Cependant, ne souhaitant pas que la thérapie de cette jolie majorquine se limite à des séances de caresses consolantes et de léchage abondant de mes mains, j'ai transformé sa présence en séjour linguistique. 

Les tentatives de bilinguisme menées sur les bêtes se sont vite avérées limitées. 
Le gros jaune (2), en effet, panique dès que je blague, dans le doute bat de la queue à tout propos, attend que son maître lui traduise ce que je viens de lui dire
Quant au petit blanc (3), il n'entre dans aucune catégorie d'aucun panel, ne peut être considéré comme sujet d'étude : après s'être fait passer pour le chat, il picore son repas dans ma main, à la manière d'un oiseau mais son cerveau est sans doute encore plus petit que celui d'un moineau. Il ne comprend que les sons : de sa laisse, de la porte, des croquettes.  

Les conclusions de l'immersion d'un chien lambda dans un contexte linguistique francophone sont les suivantes : 
les compliments ont été immédiatement -et sans doute durablement- maîtrisés. 
Les structures négatives étaient en cours d'acquisition. 
L'usage de l'impératif n'a, à aucun moment, été compris. 

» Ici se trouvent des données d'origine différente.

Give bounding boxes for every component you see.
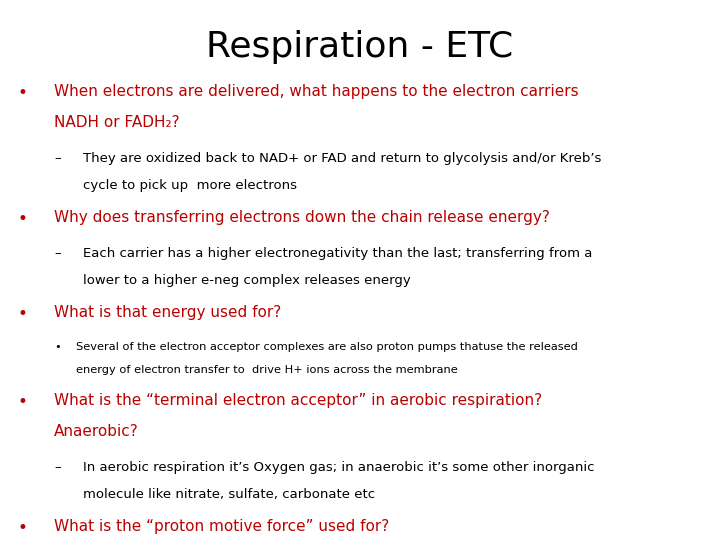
Text: –: – xyxy=(54,152,60,165)
Text: molecule like nitrate, sulfate, carbonate etc: molecule like nitrate, sulfate, carbonat… xyxy=(83,488,375,501)
Text: What is the “proton motive force” used for?: What is the “proton motive force” used f… xyxy=(54,519,390,534)
Text: •: • xyxy=(18,84,28,102)
Text: energy of electron transfer to  drive H+ ions across the membrane: energy of electron transfer to drive H+ … xyxy=(76,365,457,375)
Text: •: • xyxy=(18,305,28,323)
Text: •: • xyxy=(18,519,28,537)
Text: What is that energy used for?: What is that energy used for? xyxy=(54,305,282,320)
Text: NADH or FADH₂?: NADH or FADH₂? xyxy=(54,115,179,130)
Text: lower to a higher e-neg complex releases energy: lower to a higher e-neg complex releases… xyxy=(83,274,410,287)
Text: Several of the electron acceptor complexes are also proton pumps thatuse the rel: Several of the electron acceptor complex… xyxy=(76,342,577,352)
Text: –: – xyxy=(54,461,60,474)
Text: •: • xyxy=(18,210,28,228)
Text: Respiration - ETC: Respiration - ETC xyxy=(207,30,513,64)
Text: –: – xyxy=(54,247,60,260)
Text: They are oxidized back to NAD+ or FAD and return to glycolysis and/or Kreb’s: They are oxidized back to NAD+ or FAD an… xyxy=(83,152,601,165)
Text: In aerobic respiration it’s Oxygen gas; in anaerobic it’s some other inorganic: In aerobic respiration it’s Oxygen gas; … xyxy=(83,461,594,474)
Text: When electrons are delivered, what happens to the electron carriers: When electrons are delivered, what happe… xyxy=(54,84,579,99)
Text: Anaerobic?: Anaerobic? xyxy=(54,424,139,439)
Text: Why does transferring electrons down the chain release energy?: Why does transferring electrons down the… xyxy=(54,210,550,225)
Text: cycle to pick up  more electrons: cycle to pick up more electrons xyxy=(83,179,297,192)
Text: Each carrier has a higher electronegativity than the last; transferring from a: Each carrier has a higher electronegativ… xyxy=(83,247,592,260)
Text: •: • xyxy=(18,393,28,410)
Text: What is the “terminal electron acceptor” in aerobic respiration?: What is the “terminal electron acceptor”… xyxy=(54,393,542,408)
Text: •: • xyxy=(54,342,60,352)
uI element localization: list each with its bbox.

*Le livre de Geoff Dyer, Zona : a book about a film about a journey to a room, un livre à propos du film Stalker de Tarkovski, est traduit en espagnol par Cruz Rodriguez Juiz et intitulé : Zona. Un libro sobre una película sobre un viaje a una habitación. C'est de l'espagnol que je fais une traduction libre.


(1)
Nous continuions imperturbablement, Monsieur Sigetô en tête, à parler de Stalker, et alors que nous étions revenus sur la séquence où le guide retourne vers son appartement en portant sa fille sur ses épaules, comme Monsieur Shigetô chantait les louanges du jeu du chien, il y eut tout un échange entre lui et sa femme. Pour elle, en dehors de quelques vedettes de téléfilm comme Lassie ou Rintintin -et même dans ces cas, elle suggérait que dans la mesure où leur rôle était strictement défini, on ne pouvait guère parler de jeu-, si un chien se trouvait bien jouer, ce ne pouvait être qu'un pur hasard. Révélant, de manière tout à fait inattendue, une culture cinématographique si riche qu'elle en paraissait anarchique, elle entreprit de citer toutes les scènes célèbres dans lesquelles intervenait un chien, et il était comique de constater qu'elle était parfois amenée ainsi à corroborer l'opinion de son mari.
Celui-ci, bientôt, essaya de tirer une conclusion de leur discussion.
"En somme, il n'y a peut-être pas de films où les animaux aient un jeu réfléchi de part en part en dehors des dessins animés de Disney. A propos, Betty Boop était à l'origine un chien mâle. Je l'ai vu dans un film montré par un collectionneur en projection privée.
-Donc, tu es d'accord avec moi. Mais il y a une chose qui m'a échappé, c'est la raison pour laquelle tu fais intervenir Betty Boop dans le débat", dit sa femme satisfaite dans l'ensemble, mais en présentant malgré tout une objection partielle.
Kenzaburô Ôé. Une existence tranquille.